Question: An average of 48.8 million public photos were uploaded to the Flickr photo sharing website each month during 2013. If the average size of an uploaded photo is 3 MB, how much storage space does a month of uploaded public photos take up? Give your answer to 3.s.f in both Terabytes (TB) and bytes (b).

I know I have to use a scientific notation for this question but trying to work it out is confusing me! Here's what I've got so far!

1MB = 2^20 or 1,048,576
3MB = (2^20 x 3) or 3,145,728


So, to work out the above question

(2^20 x 3MB) x 48,800,000 (pictures)
=153,511,530,000,000 MB


To give my answer in TB (this is where I'm starting to get confused)

1 MB = 9.537109375E-7 TB
153,511,530,000,000 MB = 146405625.1934 TB


I suspect that the answer is right, I'm just not sure what the scientific notation is. I have no idea what E-7 means and I found that conversion from a data conversion website.

Then, when trying to convert it into bytes, I got some ridiculous number like

160968506081300000000


Basically, i'm one very confused lady right now!

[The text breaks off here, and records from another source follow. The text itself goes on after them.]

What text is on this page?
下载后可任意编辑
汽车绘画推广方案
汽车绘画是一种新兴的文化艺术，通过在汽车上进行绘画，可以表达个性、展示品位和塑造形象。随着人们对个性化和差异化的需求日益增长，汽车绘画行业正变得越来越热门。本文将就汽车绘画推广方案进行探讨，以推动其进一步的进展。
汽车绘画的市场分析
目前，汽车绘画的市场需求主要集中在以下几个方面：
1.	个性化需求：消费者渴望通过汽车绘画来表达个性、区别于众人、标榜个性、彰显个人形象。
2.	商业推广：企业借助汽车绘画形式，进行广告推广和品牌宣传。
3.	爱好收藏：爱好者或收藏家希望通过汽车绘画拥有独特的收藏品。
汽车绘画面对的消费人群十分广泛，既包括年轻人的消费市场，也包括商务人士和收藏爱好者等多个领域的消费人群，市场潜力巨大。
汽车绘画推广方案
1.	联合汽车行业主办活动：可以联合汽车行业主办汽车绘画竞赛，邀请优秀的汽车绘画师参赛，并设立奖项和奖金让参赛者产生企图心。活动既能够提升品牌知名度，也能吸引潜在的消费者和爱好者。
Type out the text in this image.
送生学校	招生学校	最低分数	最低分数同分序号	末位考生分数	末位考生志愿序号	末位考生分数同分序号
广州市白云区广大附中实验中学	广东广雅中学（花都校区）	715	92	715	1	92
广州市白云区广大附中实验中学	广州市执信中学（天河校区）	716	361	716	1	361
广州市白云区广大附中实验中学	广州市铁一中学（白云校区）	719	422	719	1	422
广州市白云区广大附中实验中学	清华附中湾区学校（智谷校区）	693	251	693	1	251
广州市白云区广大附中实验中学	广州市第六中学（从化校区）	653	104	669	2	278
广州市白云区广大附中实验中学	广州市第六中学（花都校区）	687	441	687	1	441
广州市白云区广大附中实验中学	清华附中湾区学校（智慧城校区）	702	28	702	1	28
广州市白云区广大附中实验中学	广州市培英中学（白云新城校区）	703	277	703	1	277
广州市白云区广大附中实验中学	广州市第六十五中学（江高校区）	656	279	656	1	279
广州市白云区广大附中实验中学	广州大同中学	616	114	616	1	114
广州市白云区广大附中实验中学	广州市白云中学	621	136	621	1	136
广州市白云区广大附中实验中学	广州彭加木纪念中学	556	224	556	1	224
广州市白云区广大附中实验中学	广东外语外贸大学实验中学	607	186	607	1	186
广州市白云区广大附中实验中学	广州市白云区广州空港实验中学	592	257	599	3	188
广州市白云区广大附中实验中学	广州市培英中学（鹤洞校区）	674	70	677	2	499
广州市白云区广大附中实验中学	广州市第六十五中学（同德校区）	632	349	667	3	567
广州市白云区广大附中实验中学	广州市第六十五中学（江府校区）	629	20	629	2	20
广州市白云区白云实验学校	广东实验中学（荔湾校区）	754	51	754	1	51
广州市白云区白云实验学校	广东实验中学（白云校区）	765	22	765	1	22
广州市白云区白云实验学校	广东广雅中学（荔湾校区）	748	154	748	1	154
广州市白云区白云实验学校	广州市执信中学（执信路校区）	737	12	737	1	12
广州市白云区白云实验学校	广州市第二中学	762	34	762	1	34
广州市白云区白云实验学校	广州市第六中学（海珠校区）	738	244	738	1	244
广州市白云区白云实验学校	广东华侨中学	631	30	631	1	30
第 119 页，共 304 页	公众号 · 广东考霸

I'd be very grateful for some insight and criticism into where I'm going wrong!

• As a computer science student, you should probably also familiarise yourself with LaTeX which you can also use on this site to make your posts look nicer.
– mrp
Jan 7, 2015 at 21:03

"E$N$" means "$*10^N$", so "E-7" means "$*10^{-7}$". Why do you think "160968506081300000000" is a ridicolous number? It's huge, but so is "153,511,530,000,000 MB".
Also be aware that in many cases (almost all regarding storage), prefix are based on powers of $10$, i.e. "MB" is "1.000.000 bytes" and so on.
• Note also that there is a common notation to distinguish between powers of 10 or powers of 2. In this notation "MB" (megabytes) would mean $10^6$, whereas "MiB" (mebibytes) would mean $2^{20}$.